Farley is a clever writer, a talented storyteller and has a particular gift for explaining the most complicated aspects of interpersonal ethics in an accessible, down to earth style. The decision to place all her reference material as endnotes – where its technical erudition displays her great breadth of knowledge and reflection – only adds to the text’s immediate readability, warmth and potential market appeal to wide readership. She intuitively presents the a priori ethical concerns existing behind the life-long personal commitments that humans make i.e. in marriage, religious vows, consecrated life, etc. Her overall framework places a particular emphasis on individual practical ethics which precede and inform – or should precede and inform – the concrete details that are involved in beginning, keeping or changing any of these life-long commitments.
Throughout my read of Farley’s text, I found myself frequently pausing over deep questions – e.g. why so many of these a priori and common-sense concerns are not directly addressed and might often be avoided, unintentionally glossed over or, perhaps more often than not, simply presumed as settled questions in the young couples preparing to enter the commitment of marriage – or individuals who may be discerning a possible call to some form of religious life, consecrated life, or celibate ordained ministry.

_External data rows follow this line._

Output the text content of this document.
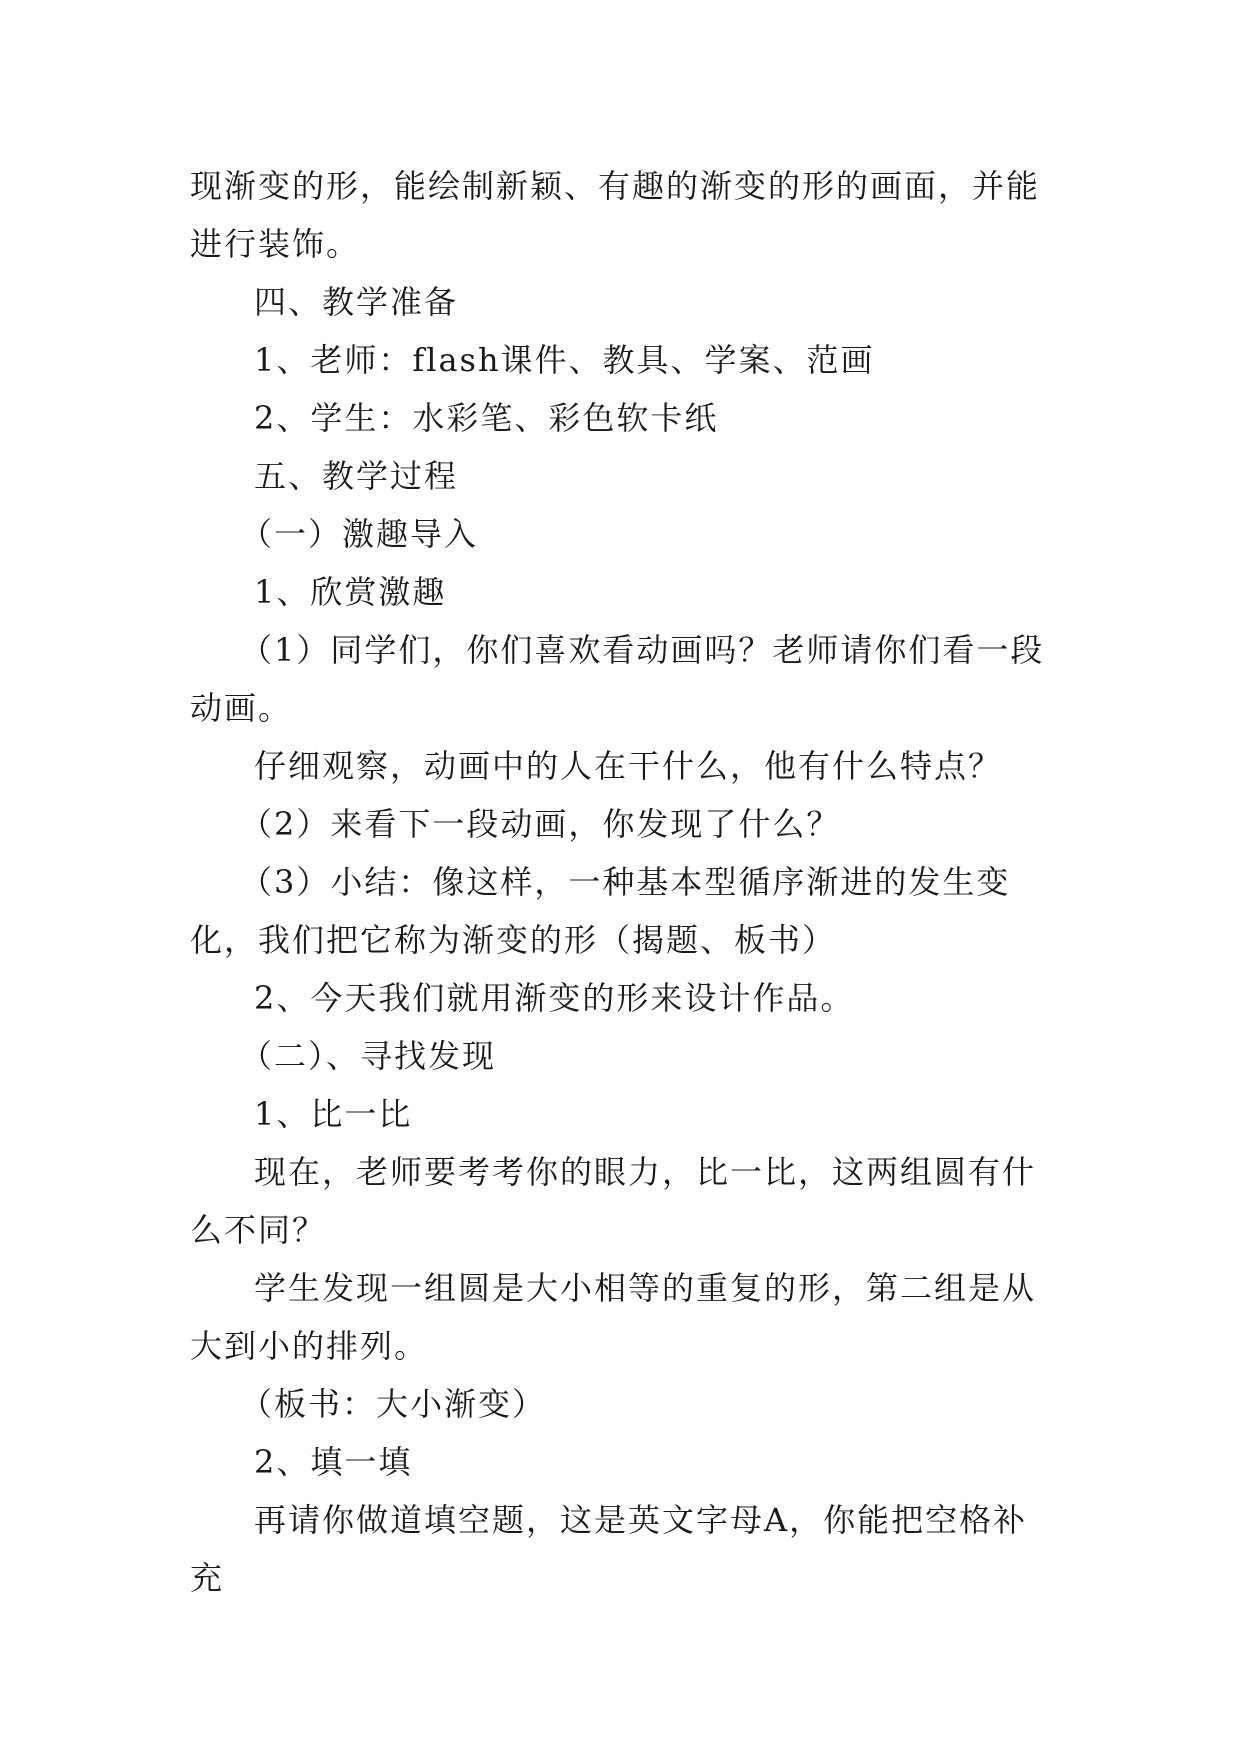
现渐变的形，能绘制新颖、有趣的渐变的形的画面，并能进行装饰。

四、教学准备

1、老师：flash课件、教具、学案、范画

2、学生：水彩笔、彩色软卡纸

五、教学过程

（一）激趣导入

1、欣赏激趣

（1）同学们，你们喜欢看动画吗？老师请你们看一段动画。

仔细观察，动画中的人在干什么，他有什么特点？

（2）来看下一段动画，你发现了什么？

（3）小结：像这样，一种基本型循序渐进的发生变化，我们把它称为渐变的形（揭题、板书）

2、今天我们就用渐变的形来设计作品。

（二）、寻找发现

1、比一比

现在，老师要考考你的眼力，比一比，这两组圆有什么不同？

学生发现一组圆是大小相等的重复的形，第二组是从大到小的排列。

（板书：大小渐变）

2、填一填

再请你做道填空题，这是英文字母A，你能把空格补充
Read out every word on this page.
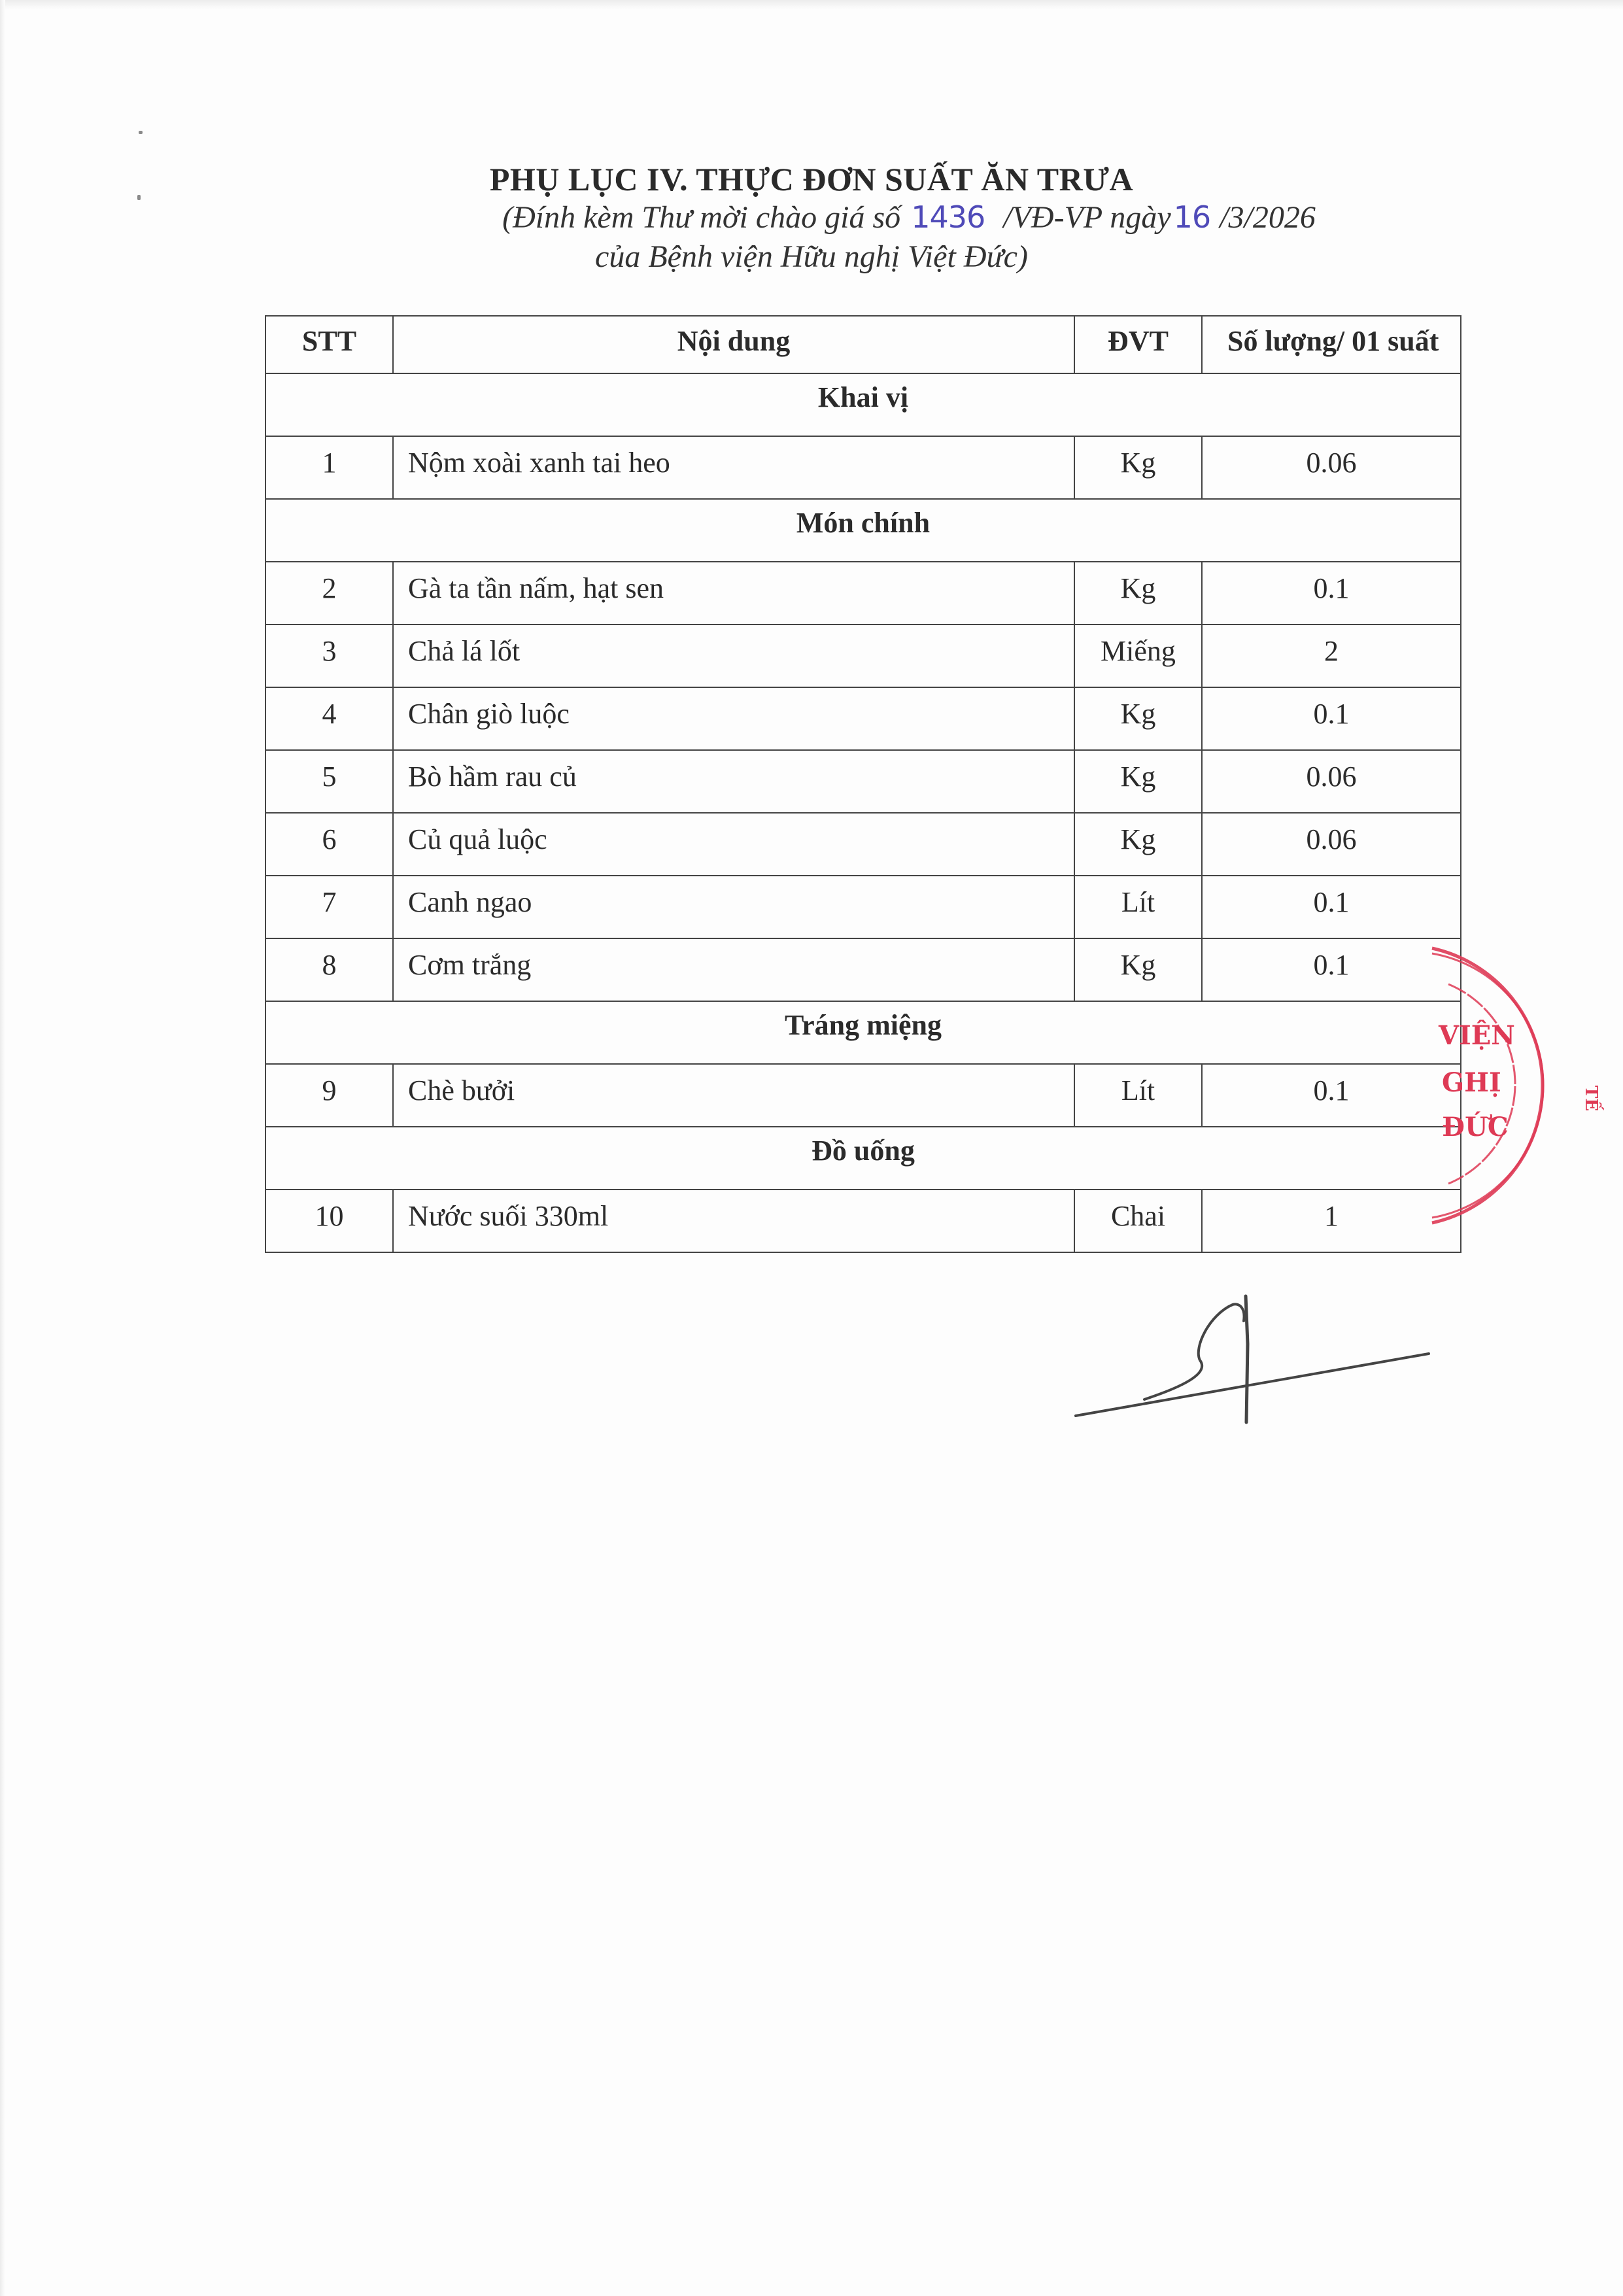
PHỤ LỤC IV. THỰC ĐƠN SUẤT ĂN TRƯA
(Đính kèm Thư mời chào giá số 1436 /VĐ-VP ngày16 /3/2026
của Bệnh viện Hữu nghị Việt Đức)
STT	Nội dung	ĐVT	Số lượng/ 01 suất
Khai vị			
1	Nộm xoài xanh tai heo	Kg	0.06
Món chính			
2	Gà ta tần nấm, hạt sen	Kg	0.1
3	Chả lá lốt	Miếng	2
4	Chân giò luộc	Kg	0.1
5	Bò hầm rau củ	Kg	0.06
6	Củ quả luộc	Kg	0.06
7	Canh ngao	Lít	0.1
8	Cơm trắng	Kg	0.1
Tráng miệng			
9	Chè bưởi	Lít	0.1
Đồ uống			
10	Nước suối 330ml	Chai	1
TẾ
VIỆN
GHỊ
ĐỨC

Farley continually penetrates past the obvious, and deep inside the conscious decision-making process of those about to embark upon any personal life-long commitment. She asks readers to examine the nature of commitment-making, the discontent that is inevitable in any relationships, the meaning of making promises, the experience of free choice and love, presence and the way of fidelity, the experience of human time, the loss of original vision, the loss of presence, etc. I found Farley to be especially creative and insightful in chapter seven, “Discerning Obligation: A Just Love,” (e.g. considerations on the nature of obligation, possibilities of release, the concept of promise, the impossibility of commitment, loss of meaning, conflicting commitments, and alternate superseding obligations) and also in chapter eight, “Commitment, Covenant and Faith,” (e.g. the historic Judeo-Christian meanings of covenant, universality, equality in mutuality, and the individual desire to attain human wholeness).
Occasionally, academics come across a text that can fill a lacuna in an otherwise carefully constructed course or its syllabus. Farley’s Personal Commitments fills a gaping hole, when dealing with the ethical and theological foundations of any life-long commitment. I foresee that it could be especially helpful in three specific areas: First, when used at the very beginning of any theology course on Christian Marriage, it could clearly help to establish a better foundation for later discussion on topics such as discerning a vocation to marriage, the sacramental meaning of marriage, basic canonical requirements and impediments to a commitment, sexual ethics, procreation, the nuptial liturgy, etc – topics which often consume the bulk of very limited time in a semester-long course. Second, it will clearly benefit the vocational discernment process of individuals who enter seminary formation programs, novitiate communities and houses of study. Finally, this text will continue to be helpful to counselors and pastoral ministers who deal with the variety of vocations within Church communities.
Farley’s Personal Commitments: Beginning, Keeping, Changing is a much anticipated and welcome revision in the field of Christian social ethics. I highly recommend it!